A good number of experiments are performed on widely used 14 Java programs to tune the control parameters and to mitigate the effects of random generation. We compared the results with a popular automatic tool in academia Evosuite and Initial Random tests. These three techniques do not perform equally in identifying the mutants with low-cost test data. Major findings of this experimental work are listed below.

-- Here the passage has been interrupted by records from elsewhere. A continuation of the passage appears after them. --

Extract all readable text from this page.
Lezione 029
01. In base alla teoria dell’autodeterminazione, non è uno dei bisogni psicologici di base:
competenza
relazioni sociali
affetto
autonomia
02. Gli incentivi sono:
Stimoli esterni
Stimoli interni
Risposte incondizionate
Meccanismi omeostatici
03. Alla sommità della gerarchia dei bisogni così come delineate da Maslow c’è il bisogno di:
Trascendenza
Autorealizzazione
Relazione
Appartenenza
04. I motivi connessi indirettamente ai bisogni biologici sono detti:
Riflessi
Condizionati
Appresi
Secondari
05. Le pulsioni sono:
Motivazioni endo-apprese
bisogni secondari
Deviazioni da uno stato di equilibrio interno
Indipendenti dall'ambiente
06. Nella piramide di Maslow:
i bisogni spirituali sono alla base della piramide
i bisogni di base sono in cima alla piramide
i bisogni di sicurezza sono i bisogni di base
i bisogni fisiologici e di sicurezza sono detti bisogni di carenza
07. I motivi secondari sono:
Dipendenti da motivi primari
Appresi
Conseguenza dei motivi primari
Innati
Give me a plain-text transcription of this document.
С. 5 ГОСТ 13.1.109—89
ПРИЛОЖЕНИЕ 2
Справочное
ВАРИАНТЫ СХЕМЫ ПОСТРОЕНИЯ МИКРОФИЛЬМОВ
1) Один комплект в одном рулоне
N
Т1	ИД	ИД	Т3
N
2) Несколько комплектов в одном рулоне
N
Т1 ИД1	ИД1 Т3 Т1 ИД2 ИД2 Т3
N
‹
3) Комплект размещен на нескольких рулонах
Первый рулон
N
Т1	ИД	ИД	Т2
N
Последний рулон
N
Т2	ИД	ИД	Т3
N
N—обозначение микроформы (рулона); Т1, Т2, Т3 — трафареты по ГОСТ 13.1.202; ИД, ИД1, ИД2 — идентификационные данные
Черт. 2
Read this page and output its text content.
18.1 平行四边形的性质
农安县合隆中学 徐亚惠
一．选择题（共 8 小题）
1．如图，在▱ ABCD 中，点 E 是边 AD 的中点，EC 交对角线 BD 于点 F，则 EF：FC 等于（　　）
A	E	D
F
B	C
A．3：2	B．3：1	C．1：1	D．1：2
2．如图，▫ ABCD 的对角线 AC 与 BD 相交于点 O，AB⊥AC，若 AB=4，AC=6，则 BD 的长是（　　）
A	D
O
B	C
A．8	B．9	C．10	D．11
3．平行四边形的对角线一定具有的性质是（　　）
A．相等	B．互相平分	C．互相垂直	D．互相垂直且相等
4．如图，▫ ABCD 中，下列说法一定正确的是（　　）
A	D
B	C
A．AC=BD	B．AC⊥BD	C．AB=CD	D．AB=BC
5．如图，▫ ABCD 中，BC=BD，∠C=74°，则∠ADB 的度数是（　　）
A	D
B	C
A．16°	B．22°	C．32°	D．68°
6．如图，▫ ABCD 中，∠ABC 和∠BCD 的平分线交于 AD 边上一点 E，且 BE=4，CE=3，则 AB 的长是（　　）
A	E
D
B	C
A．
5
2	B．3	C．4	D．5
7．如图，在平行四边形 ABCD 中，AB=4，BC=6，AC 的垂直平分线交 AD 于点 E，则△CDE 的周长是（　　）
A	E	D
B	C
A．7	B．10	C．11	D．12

• Empirically, the obtained test suite could detect on average 87.83% (tdgen_gamt), 96.35% (Evosuite), and 79.6% (Initial Random tests) executable traditional faults irrespective of test suite size. This anomaly of preponderance can be explained on the account of measuring the effectiveness of the approach by considering the size of the test suite (test case efficiency). The proposed approach detects the maximum number of mutants with fewer and less complex test cases.
• Additionally, we also analyze the detection rate of each fault type from each of the approaches. The results report that tdgen_gamt could perform equally at finding the stubborn mutants. Meanwhile, only 0.3%, 1.1%, and 1.9% SDL-ODL mutants are identified as stubborn by tdgen_gamt, Evosuite, and Initial Random tests, respectively. This indicates tdgen_gamt successfully killed approximately all the mutants and may easily detect stubborn mutants.
• Also the removal of redundant tests raises the efficiency of the approach. In particular, based on the conducted study, our approach tdgen_gamt generates 13%, 205% more efficient and 18%, 60% reduced test suite than Evosuite and Initial Random tests respectively. A set of test cases that is redundant for one set of mutants may not be redundant for another set of mutants.
• During reproduction, crossover operation is performed only once on each parent test case. This choice of reproduction operator also lowers the time complexity of tdgen_gamt.
• The use of elitism helps in fast convergence.
• The suggested fitness function appropriately guides the search process by finding the highly effective and less complex test cases in terms of finding the faults.
• Our approach successfully qualifies the stability test and fails only 5% (on average) in identifying more than 90% mutants.
• Use of low-cost mutation operators (produces 80% fewer mutants than traditional mutants) makes it easily adaptable by others.